Question: The equation $2x^2+ax+(b+3)=0$ has real roots. Find the minimum value of $a^2+b^2$
My working:
$D=a^2-8(b+3)\geqq0$
$a^2\geqq8(b+3)=8b+24$
Add $b^2$ to both sides
$a^2+b^2\geqq b^2+8b+24=(b+4)^2+8\geqq 8$
$\therefore {(a^2+b^2) }_{min} = 8$
However the answer in the book is 9.
What have I done wrong?
On
The minimum value for $ a^2 + b^2 = 8(b+3) + b^2 $, because $ a^2 \geqq 8(b+3) $.

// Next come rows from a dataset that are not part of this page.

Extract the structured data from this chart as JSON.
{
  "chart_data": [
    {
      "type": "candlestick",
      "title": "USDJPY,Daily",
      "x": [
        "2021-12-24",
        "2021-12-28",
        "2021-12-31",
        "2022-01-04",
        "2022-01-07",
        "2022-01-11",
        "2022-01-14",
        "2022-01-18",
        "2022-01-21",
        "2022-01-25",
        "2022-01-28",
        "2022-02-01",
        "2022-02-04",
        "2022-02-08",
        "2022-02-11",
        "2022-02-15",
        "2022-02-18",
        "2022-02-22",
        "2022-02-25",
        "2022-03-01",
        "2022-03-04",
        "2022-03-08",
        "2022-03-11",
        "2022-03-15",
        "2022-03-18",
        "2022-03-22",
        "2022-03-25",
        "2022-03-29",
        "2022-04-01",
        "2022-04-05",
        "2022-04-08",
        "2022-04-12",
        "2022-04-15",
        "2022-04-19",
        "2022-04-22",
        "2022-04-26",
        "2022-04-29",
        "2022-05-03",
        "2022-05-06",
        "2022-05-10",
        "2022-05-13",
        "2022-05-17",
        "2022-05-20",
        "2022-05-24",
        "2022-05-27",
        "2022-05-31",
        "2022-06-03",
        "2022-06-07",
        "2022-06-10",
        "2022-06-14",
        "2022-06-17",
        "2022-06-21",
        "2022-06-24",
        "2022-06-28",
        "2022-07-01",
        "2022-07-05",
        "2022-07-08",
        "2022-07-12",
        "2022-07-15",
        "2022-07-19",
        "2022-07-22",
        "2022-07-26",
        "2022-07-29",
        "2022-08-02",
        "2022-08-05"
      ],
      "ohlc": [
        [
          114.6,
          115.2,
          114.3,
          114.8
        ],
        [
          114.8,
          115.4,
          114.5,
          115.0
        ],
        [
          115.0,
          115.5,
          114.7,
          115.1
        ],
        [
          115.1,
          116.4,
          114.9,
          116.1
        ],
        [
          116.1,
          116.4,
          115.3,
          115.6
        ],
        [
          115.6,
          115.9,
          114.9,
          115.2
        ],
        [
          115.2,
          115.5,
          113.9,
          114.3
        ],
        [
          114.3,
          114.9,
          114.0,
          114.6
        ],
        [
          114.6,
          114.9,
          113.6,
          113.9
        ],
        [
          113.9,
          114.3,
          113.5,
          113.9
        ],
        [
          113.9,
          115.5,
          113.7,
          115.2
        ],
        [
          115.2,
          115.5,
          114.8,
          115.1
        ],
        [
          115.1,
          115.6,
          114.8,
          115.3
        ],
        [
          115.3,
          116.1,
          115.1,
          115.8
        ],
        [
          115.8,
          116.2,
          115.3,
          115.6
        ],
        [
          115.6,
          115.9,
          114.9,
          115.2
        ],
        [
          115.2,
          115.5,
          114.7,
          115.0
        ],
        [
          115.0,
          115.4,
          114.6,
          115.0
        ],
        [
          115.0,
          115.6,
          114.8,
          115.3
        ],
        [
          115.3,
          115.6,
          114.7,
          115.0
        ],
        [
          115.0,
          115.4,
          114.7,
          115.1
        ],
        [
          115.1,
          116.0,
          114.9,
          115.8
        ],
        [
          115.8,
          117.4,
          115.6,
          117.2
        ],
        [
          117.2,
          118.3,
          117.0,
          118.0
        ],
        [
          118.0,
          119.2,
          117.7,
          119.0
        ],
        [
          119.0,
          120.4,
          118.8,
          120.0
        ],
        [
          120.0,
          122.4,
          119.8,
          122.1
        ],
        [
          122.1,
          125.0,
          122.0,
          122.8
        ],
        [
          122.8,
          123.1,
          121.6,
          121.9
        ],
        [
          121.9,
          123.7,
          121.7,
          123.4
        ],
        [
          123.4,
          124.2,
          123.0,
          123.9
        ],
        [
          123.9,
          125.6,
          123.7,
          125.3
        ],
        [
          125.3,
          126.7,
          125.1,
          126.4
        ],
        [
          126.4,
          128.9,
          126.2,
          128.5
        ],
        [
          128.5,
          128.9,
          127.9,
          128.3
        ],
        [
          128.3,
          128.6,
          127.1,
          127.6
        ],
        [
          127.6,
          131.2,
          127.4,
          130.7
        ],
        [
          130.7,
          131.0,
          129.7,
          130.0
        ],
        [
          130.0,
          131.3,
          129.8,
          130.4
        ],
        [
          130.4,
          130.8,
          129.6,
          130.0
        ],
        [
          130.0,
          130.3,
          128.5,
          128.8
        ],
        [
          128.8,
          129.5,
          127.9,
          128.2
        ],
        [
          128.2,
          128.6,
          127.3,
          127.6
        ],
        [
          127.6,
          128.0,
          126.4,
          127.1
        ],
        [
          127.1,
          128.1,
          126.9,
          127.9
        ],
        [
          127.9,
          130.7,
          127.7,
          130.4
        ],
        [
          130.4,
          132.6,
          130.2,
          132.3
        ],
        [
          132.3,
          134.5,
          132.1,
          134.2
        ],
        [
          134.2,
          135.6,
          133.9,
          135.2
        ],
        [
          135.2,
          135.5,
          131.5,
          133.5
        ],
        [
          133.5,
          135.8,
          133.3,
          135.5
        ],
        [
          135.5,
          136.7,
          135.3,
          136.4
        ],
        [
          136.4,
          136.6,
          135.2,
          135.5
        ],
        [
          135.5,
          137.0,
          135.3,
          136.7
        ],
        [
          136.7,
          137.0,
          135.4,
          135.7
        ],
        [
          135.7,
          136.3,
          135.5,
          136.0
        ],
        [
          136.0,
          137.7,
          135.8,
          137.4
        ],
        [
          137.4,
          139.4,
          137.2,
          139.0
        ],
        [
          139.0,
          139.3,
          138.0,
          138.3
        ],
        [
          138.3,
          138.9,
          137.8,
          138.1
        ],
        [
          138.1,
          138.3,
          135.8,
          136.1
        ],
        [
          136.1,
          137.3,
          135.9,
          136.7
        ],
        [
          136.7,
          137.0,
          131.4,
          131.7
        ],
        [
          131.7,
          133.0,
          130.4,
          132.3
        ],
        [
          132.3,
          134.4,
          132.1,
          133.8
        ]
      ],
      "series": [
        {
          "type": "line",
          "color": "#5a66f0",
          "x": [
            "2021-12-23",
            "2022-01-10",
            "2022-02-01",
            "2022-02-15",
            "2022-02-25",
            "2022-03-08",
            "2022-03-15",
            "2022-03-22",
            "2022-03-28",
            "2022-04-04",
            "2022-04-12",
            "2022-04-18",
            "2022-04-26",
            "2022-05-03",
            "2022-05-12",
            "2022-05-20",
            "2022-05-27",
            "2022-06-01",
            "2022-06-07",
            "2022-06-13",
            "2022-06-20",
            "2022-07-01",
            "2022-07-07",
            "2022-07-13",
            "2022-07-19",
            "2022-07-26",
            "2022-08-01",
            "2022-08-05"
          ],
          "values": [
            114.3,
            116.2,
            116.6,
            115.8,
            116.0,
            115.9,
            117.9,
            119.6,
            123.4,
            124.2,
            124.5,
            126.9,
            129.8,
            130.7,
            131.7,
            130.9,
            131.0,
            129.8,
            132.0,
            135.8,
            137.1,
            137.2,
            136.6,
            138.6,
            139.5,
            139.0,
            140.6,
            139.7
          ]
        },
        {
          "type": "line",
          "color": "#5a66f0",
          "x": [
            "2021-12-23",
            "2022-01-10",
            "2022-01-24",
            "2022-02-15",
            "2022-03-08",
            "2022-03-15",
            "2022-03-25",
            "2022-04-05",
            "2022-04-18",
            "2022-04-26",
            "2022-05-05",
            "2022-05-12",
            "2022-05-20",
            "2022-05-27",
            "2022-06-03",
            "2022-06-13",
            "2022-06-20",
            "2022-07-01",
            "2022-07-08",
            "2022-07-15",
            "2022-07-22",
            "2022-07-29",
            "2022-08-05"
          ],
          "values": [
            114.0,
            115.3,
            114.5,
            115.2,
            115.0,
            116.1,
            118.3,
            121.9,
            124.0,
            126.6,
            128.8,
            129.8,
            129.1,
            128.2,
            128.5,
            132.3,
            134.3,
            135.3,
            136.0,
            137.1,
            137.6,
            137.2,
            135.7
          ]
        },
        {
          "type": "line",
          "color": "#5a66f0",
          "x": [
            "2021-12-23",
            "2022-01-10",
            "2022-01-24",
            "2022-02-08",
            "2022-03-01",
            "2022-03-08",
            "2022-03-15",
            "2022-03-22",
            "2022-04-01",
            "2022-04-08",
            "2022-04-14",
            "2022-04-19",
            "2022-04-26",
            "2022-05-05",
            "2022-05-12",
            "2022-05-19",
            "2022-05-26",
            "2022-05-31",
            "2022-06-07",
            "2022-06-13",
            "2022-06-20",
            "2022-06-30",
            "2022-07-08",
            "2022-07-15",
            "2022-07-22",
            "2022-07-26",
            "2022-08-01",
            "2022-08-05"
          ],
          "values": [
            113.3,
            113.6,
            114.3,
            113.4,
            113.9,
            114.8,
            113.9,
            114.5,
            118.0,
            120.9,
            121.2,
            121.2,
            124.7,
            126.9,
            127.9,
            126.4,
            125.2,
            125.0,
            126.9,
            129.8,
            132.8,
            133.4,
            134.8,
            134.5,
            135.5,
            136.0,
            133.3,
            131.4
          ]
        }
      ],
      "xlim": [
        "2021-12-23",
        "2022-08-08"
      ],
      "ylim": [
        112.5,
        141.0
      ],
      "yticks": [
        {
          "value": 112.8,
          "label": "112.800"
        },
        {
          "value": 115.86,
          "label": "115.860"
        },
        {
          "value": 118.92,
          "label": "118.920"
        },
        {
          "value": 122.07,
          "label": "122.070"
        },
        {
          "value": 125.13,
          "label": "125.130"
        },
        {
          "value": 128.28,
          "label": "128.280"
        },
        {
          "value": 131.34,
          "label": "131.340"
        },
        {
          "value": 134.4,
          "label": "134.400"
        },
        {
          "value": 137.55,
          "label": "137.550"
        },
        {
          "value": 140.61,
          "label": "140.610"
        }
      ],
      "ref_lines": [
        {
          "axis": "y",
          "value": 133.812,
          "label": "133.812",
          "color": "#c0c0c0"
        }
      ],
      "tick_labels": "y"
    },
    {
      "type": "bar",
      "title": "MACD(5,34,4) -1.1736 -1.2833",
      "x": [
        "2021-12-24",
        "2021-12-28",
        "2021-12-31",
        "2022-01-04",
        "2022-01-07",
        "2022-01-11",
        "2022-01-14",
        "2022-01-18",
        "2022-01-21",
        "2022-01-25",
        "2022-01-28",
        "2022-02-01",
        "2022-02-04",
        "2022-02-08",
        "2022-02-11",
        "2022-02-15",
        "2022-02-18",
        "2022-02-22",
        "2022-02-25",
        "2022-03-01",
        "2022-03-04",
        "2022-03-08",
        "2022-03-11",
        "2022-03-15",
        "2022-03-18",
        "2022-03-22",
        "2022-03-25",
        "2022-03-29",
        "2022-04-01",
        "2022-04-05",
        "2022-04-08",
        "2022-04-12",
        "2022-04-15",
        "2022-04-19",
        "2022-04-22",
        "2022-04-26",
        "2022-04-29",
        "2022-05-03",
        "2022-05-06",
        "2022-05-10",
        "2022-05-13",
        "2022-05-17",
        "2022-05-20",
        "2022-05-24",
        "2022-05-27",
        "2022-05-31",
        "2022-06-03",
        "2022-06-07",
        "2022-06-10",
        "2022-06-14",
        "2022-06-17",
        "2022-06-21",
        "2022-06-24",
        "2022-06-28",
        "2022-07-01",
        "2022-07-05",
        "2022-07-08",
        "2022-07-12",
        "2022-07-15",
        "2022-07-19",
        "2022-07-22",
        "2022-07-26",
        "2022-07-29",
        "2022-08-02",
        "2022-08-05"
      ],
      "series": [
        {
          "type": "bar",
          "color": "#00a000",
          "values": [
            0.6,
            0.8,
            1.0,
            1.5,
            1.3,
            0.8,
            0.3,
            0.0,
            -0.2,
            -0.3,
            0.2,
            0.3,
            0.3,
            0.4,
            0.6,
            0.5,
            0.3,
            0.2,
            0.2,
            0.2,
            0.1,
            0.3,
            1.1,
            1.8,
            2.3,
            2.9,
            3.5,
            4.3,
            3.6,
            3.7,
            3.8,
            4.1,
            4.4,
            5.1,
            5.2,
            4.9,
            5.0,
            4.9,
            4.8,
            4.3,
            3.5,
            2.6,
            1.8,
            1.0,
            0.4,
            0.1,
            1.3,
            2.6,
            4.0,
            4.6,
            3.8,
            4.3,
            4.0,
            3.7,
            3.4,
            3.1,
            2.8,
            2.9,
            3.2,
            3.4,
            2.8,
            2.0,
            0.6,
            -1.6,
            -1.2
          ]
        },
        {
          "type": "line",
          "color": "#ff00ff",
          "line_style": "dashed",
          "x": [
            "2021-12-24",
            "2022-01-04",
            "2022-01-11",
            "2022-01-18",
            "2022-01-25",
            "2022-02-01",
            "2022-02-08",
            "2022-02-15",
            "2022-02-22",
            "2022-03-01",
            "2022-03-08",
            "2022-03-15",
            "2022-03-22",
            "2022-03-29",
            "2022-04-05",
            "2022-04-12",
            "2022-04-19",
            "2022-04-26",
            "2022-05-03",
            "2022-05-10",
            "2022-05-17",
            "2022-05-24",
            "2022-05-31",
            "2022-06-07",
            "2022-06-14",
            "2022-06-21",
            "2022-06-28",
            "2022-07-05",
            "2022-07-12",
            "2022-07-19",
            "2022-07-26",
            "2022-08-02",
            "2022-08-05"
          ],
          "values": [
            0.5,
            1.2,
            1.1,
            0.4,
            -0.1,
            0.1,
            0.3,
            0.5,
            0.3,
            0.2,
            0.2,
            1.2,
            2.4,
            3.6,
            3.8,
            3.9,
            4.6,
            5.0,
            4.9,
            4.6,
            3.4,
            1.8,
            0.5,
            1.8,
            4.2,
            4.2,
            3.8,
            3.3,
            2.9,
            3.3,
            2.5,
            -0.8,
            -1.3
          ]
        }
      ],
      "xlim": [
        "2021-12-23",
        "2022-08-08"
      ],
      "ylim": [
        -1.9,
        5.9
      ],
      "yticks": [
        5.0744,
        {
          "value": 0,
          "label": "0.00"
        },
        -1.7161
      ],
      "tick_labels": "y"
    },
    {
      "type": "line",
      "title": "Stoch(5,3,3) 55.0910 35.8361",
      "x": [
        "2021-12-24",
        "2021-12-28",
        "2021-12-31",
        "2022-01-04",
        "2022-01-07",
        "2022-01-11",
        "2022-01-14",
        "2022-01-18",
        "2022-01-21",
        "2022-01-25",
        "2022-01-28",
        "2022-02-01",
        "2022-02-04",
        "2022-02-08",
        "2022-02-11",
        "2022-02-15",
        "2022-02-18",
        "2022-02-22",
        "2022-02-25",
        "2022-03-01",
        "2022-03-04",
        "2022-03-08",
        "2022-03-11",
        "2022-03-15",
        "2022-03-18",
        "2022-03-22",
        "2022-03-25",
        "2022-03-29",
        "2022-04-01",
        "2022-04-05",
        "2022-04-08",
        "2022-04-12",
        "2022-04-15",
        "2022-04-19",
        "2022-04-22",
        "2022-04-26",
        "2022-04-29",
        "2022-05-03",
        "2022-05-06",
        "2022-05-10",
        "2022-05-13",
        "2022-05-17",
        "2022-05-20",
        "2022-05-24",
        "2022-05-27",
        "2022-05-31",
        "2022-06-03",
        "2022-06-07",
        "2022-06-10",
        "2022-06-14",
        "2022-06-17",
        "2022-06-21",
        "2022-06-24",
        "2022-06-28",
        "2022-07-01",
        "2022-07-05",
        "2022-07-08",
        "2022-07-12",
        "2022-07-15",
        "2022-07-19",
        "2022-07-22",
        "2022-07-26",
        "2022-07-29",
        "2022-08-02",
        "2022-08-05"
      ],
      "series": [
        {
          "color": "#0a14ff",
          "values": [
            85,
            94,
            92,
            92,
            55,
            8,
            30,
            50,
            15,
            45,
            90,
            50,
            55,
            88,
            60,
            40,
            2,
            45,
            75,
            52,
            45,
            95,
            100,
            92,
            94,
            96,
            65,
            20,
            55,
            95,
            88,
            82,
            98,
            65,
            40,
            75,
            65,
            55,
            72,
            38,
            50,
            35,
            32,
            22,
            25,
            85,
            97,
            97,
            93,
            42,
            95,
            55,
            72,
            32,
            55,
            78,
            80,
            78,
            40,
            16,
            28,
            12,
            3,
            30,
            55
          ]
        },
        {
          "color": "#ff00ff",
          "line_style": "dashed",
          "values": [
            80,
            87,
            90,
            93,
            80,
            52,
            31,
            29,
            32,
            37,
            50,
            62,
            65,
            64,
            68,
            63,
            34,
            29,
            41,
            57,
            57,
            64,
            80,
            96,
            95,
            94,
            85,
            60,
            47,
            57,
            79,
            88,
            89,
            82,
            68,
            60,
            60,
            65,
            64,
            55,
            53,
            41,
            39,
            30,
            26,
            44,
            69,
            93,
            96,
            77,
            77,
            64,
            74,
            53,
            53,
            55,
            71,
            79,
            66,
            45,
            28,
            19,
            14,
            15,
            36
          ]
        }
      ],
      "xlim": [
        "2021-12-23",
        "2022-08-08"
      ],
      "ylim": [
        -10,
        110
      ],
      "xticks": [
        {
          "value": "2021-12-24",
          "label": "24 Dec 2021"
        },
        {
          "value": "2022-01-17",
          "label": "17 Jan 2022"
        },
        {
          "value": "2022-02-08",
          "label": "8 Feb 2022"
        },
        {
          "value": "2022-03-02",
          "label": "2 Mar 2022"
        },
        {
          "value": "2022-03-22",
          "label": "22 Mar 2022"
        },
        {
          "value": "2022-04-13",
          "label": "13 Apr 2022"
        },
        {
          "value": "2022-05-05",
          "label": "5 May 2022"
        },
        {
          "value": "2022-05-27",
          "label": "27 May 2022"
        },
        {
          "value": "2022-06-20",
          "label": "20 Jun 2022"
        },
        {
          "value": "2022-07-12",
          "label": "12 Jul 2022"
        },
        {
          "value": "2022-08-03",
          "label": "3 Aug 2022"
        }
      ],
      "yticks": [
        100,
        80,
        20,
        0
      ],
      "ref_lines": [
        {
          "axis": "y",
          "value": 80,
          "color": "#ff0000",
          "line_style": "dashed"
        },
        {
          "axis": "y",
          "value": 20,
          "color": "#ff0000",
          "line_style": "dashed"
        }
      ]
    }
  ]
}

The value of $b$ that minimizes the quadratic $ 8(b+3) + b^2 $ is:
$ 8 + 2b =0 \Rightarrow b = -4$
From $ a^2 \geqq 8(b+3) \Rightarrow b \geqq -3$
Therefore, the minimum value of $ a^2 + b^2 $ is when $ b = -3 $ and $ a = 0 $
$ \Rightarrow a^2 + b^2 \geqq (0)^2 + (-3)^2 $
By your work: $$a^2+b^2=a^2+b^2-\frac{3}{4}(a^2-8(b+3))+\frac{3}{4}(a^2-8(b+3))\geq$$ $$\geq a^2+b^2-\frac{3}{4}(a^2-8(b+3))=\frac{1}{4}(a^2+4(b+3)^2)+9\geq9.$$ The equality occurs for $a=0$ and $b=-3$, which says that we got a minimal value.